プロローグ 「将来の夢は、ヒーローになることです。
「将来の夢は、ヒーローになることです。
ヒーローになって、たくさんの人を助けたいです」
小学三年生のとき、将来の夢について作文を書いて発表したときのことを、今でもよく覚えている。
ぼくは、本気でヒーローになりたかった。本当になれると信じていた。
だからクラスのみんなに笑われた理由もわかってなかったし、先生の暖かい微笑みの意味も理解していなかった。
ぼくは、すべての子どもがそうであるように、世界全体がぼくの味方をしてくれると思っていた。
あれから、ぼくは少しだけ大人になった。
高校生になった今は、もう馬鹿な夢を抱いてない。
もしぼくが全身タイツを着て、人助けをしても、変人あつかいされるだけだ。誰も、そんなことは望んでいないんだ。ぼくに助けられた人だって、きっと喜ばないと思う。そもそも、ぼくに助けられる人なんて、いないかもしれない。少し悲しいけど、これが現実だ。
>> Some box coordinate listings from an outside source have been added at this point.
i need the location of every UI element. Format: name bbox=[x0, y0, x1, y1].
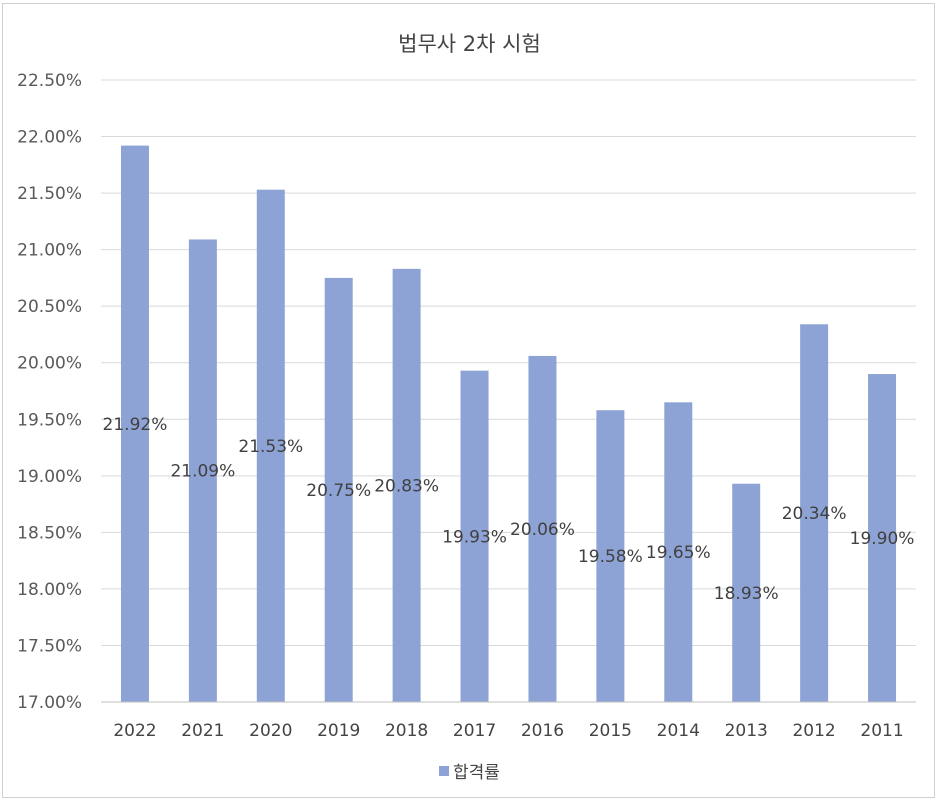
x-tick-label: 2013 bbox=[725, 721, 768, 741]
x-tick-label: 2011 bbox=[860, 721, 903, 741]
bar bbox=[732, 483, 761, 702]
bar bbox=[596, 410, 625, 702]
y-tick-label: 18.00% bbox=[17, 580, 82, 600]
bar bbox=[188, 239, 217, 702]
y-tick-label: 17.50% bbox=[17, 636, 82, 656]
x-tick-label: 2015 bbox=[589, 721, 632, 741]
x-tick-label: 2018 bbox=[385, 721, 428, 741]
x-tick-label: 2016 bbox=[521, 721, 564, 741]
y-tick-label: 22.50% bbox=[17, 71, 82, 91]
bar bbox=[664, 402, 693, 702]
y-tick-label: 21.50% bbox=[17, 184, 82, 204]
y-tick-label: 20.00% bbox=[17, 354, 82, 374]
x-tick-label: 2021 bbox=[181, 721, 224, 741]
chart-legend: 합격률 bbox=[0, 758, 939, 783]
data-label: 20.06% bbox=[510, 520, 575, 540]
y-tick-label: 19.00% bbox=[17, 467, 82, 487]
y-tick-label: 18.50% bbox=[17, 523, 82, 543]
data-label: 19.65% bbox=[646, 543, 711, 563]
x-tick-label: 2014 bbox=[657, 721, 700, 741]
x-tick-label: 2020 bbox=[249, 721, 292, 741]
bar bbox=[460, 370, 489, 702]
y-tick-label: 17.00% bbox=[17, 693, 82, 713]
data-label: 20.83% bbox=[374, 476, 439, 496]
y-tick-label: 19.50% bbox=[17, 410, 82, 430]
data-label: 21.92% bbox=[103, 415, 168, 435]
x-tick-label: 2017 bbox=[453, 721, 496, 741]
data-label: 19.90% bbox=[850, 529, 915, 549]
data-label: 21.09% bbox=[170, 462, 235, 482]
bar bbox=[800, 324, 829, 702]
data-label: 19.93% bbox=[442, 527, 507, 547]
bar bbox=[324, 277, 353, 702]
data-label: 20.34% bbox=[782, 504, 847, 524]
data-label: 19.58% bbox=[578, 547, 643, 567]
y-tick-label: 20.50% bbox=[17, 297, 82, 317]
y-tick-label: 21.00% bbox=[17, 241, 82, 261]
bar bbox=[868, 374, 897, 702]
chart-title: 법무사 2차 시험 bbox=[398, 32, 541, 56]
data-label: 20.75% bbox=[306, 481, 371, 501]
y-tick-label: 22.00% bbox=[17, 128, 82, 148]
bar bbox=[120, 145, 149, 703]
x-tick-label: 2022 bbox=[113, 721, 156, 741]
legend-label: 합격률 bbox=[453, 763, 500, 783]
data-label: 18.93% bbox=[714, 584, 779, 604]
bar bbox=[256, 189, 285, 702]
x-tick-label: 2012 bbox=[792, 721, 835, 741]
legend-swatch bbox=[439, 765, 450, 776]
bar bbox=[392, 268, 421, 702]
data-label: 21.53% bbox=[238, 437, 303, 457]
x-tick-label: 2019 bbox=[317, 721, 360, 741]
bar bbox=[528, 355, 557, 702]
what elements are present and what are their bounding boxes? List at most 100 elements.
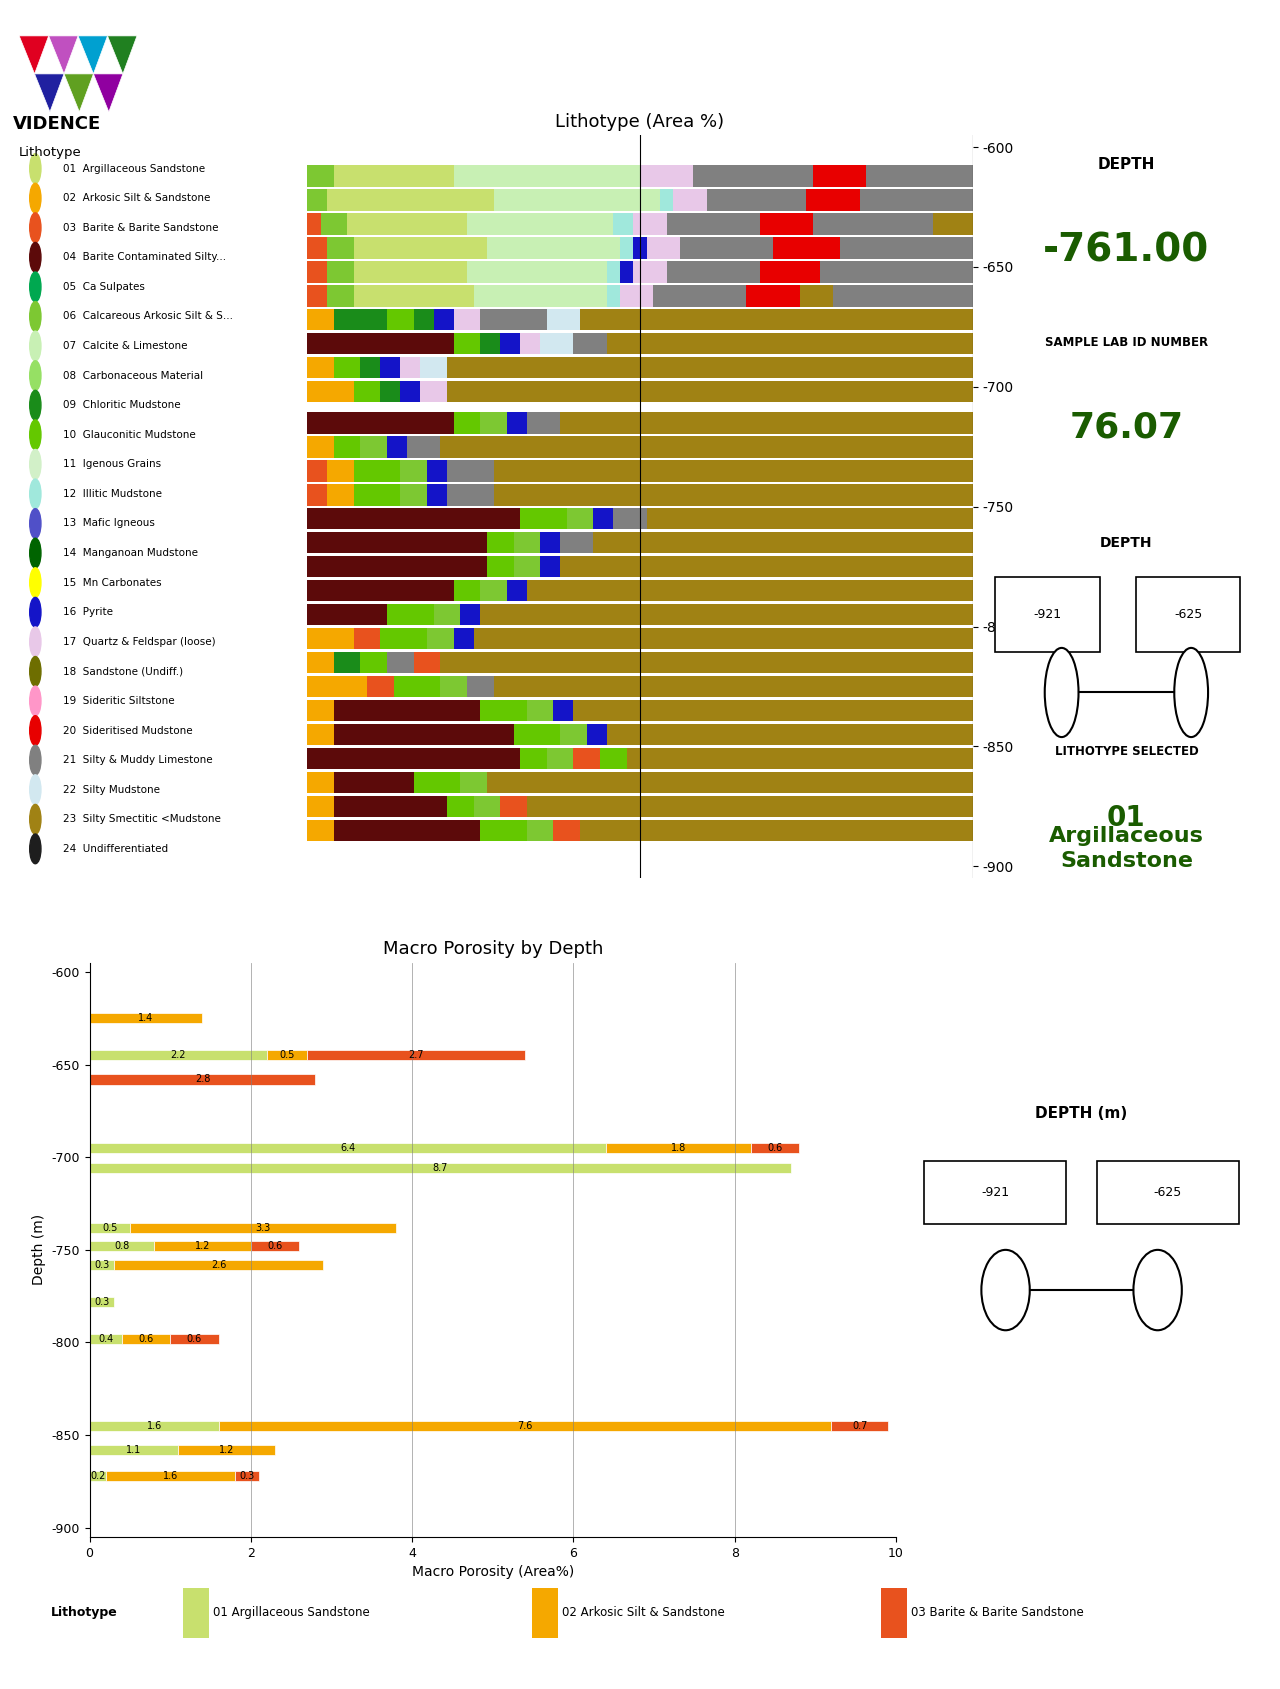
Bar: [328, 236, 353, 258]
Bar: [447, 356, 973, 378]
Circle shape: [29, 331, 41, 361]
Text: 0.8: 0.8: [114, 1241, 129, 1252]
Polygon shape: [35, 74, 64, 111]
Bar: [594, 532, 973, 554]
Bar: [500, 796, 527, 817]
Bar: [480, 699, 527, 721]
Bar: [646, 508, 973, 529]
Text: 0.6: 0.6: [187, 1334, 202, 1344]
Bar: [605, 1143, 751, 1154]
Bar: [334, 436, 361, 458]
Bar: [440, 652, 973, 674]
Bar: [367, 676, 394, 698]
Bar: [361, 436, 387, 458]
Bar: [307, 189, 328, 211]
Text: 04  Barite Contaminated Silty...: 04 Barite Contaminated Silty...: [64, 252, 227, 262]
Bar: [347, 213, 467, 235]
Circle shape: [29, 539, 41, 568]
Bar: [627, 748, 973, 768]
Bar: [453, 166, 640, 187]
Bar: [307, 356, 334, 378]
Bar: [334, 652, 361, 674]
Circle shape: [29, 184, 41, 213]
Circle shape: [1044, 649, 1079, 736]
Circle shape: [29, 716, 41, 745]
Bar: [800, 285, 833, 306]
Bar: [486, 236, 620, 258]
Bar: [474, 285, 607, 306]
Bar: [561, 412, 973, 434]
Bar: [334, 699, 480, 721]
Text: DEPTH: DEPTH: [1098, 157, 1155, 172]
Bar: [170, 1334, 219, 1344]
Circle shape: [29, 272, 41, 302]
Circle shape: [29, 390, 41, 421]
Bar: [486, 556, 513, 578]
Bar: [527, 412, 561, 434]
Text: 01: 01: [1107, 804, 1146, 833]
Bar: [507, 412, 527, 434]
Bar: [461, 603, 480, 625]
Circle shape: [29, 657, 41, 686]
Bar: [453, 333, 480, 355]
Bar: [573, 699, 973, 721]
Bar: [434, 603, 461, 625]
Text: 76.07: 76.07: [1069, 410, 1184, 444]
Bar: [527, 796, 973, 817]
Bar: [520, 748, 547, 768]
Bar: [428, 628, 453, 649]
Circle shape: [29, 834, 41, 863]
Circle shape: [1134, 1250, 1181, 1331]
Text: 0.2: 0.2: [90, 1471, 105, 1481]
Bar: [380, 380, 401, 402]
Bar: [667, 213, 760, 235]
Text: 6.4: 6.4: [340, 1143, 356, 1154]
Text: 1.6: 1.6: [163, 1471, 178, 1481]
Polygon shape: [93, 74, 123, 111]
Bar: [520, 333, 540, 355]
Text: 0.3: 0.3: [93, 1297, 109, 1307]
Bar: [307, 166, 334, 187]
Bar: [90, 1241, 154, 1252]
Bar: [307, 628, 353, 649]
Bar: [353, 285, 474, 306]
Bar: [680, 236, 773, 258]
Bar: [540, 556, 561, 578]
Text: 0.3: 0.3: [239, 1471, 255, 1481]
Bar: [513, 723, 561, 745]
Bar: [380, 356, 401, 378]
Bar: [547, 309, 580, 331]
Bar: [760, 213, 813, 235]
Text: 09  Chloritic Mudstone: 09 Chloritic Mudstone: [64, 400, 180, 410]
Circle shape: [29, 775, 41, 804]
Bar: [307, 796, 334, 817]
Bar: [401, 459, 428, 481]
Bar: [90, 1334, 122, 1344]
Bar: [594, 508, 613, 529]
Bar: [540, 532, 561, 554]
FancyBboxPatch shape: [1137, 578, 1240, 652]
Bar: [453, 309, 480, 331]
Text: 11  Igenous Grains: 11 Igenous Grains: [64, 459, 161, 470]
Bar: [600, 748, 627, 768]
Bar: [527, 579, 973, 601]
Bar: [480, 579, 507, 601]
Bar: [328, 485, 353, 505]
Text: LITHOTYPE SELECTED: LITHOTYPE SELECTED: [1055, 745, 1198, 757]
Bar: [183, 1588, 209, 1638]
Text: 08  Carbonaceous Material: 08 Carbonaceous Material: [64, 370, 204, 380]
Text: 1.6: 1.6: [146, 1420, 161, 1431]
Bar: [653, 285, 746, 306]
Bar: [90, 1143, 605, 1154]
Bar: [646, 236, 680, 258]
Bar: [620, 236, 634, 258]
Text: 22  Silty Mudstone: 22 Silty Mudstone: [64, 785, 160, 796]
Bar: [434, 309, 453, 331]
Circle shape: [29, 804, 41, 834]
Text: 3.3: 3.3: [255, 1223, 270, 1233]
Text: DEPTH: DEPTH: [1100, 537, 1153, 551]
Bar: [867, 166, 973, 187]
Bar: [353, 485, 401, 505]
Bar: [307, 819, 334, 841]
Text: Lithotype: Lithotype: [18, 147, 81, 159]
欲を言えば、ぼくも変身スーツを着たかった。大きな声で必殺技の名前を叫び、巨大化する敵と戦って活躍したかった。ぼくを信頼してくれる仲間とともに、世界を救ってみたかった。
でも、それはフィクションの話だ。
現実世界には、ヒーローは存在しない。それは明らかだった。
悪い人は実在しているけど、ヒーローになろうとする人はいない。この現実は、誰も幸せにはしないけど、しかたがないことなんだ。ぼくだけじゃなくて、誰もヒーローになれない。だからこそぼくは困っている人を助けられるような人になりたい。例えば、道に迷ってる人を案内してあげたり、探しものを一緒になって探してあげたり、暴れている飼い犬のリードを一緒に持ってあげたり、その程度でいいんだ。
別に、ヒーローともてはやされたいとか、世界に名を馳せたいとか、美女をはべらせたいとか、そういうことが目的でヒーローに憧れてるんじゃない。
ヒーローになる自分が目的なんじゃない。
ただ困っている人が救われてほしい。
その手助けが自分にできるなら、こんなに嬉しいことはないって思う。
本当は、困っている人を助けるのは、人間として当たり前のことなんだと思う。
自分のことよりも、ほんの少しだけ他人を優先してあげられれば、世界はずっと良くなるはずだ。
でも、そんな生き方は、馬鹿がする生き方だって言われちゃう。
人助けなんて時間の無駄。騙すより騙されるほうが悪い。他人に時間をかけるなら、相手を蹴落とさなきゃいけない。そういう考えに触れるたびに、嫌な気持ちになる。
そう考えていても、結局ぼくが通学途中に困ってる人を見かけて、そのまま首をつっこんで遅刻したり、消防士さんを差し置いて、水をかぶって火災現場に飛び込んでいったりしない。
他人を救いたいと思うけど、それは自分自身よりも優先できることじゃない。
でも本当は、自分よりも優先すべきかもしれない。
ぼくは、そんな中途半端な気持ちのまま、高校生になってしまった。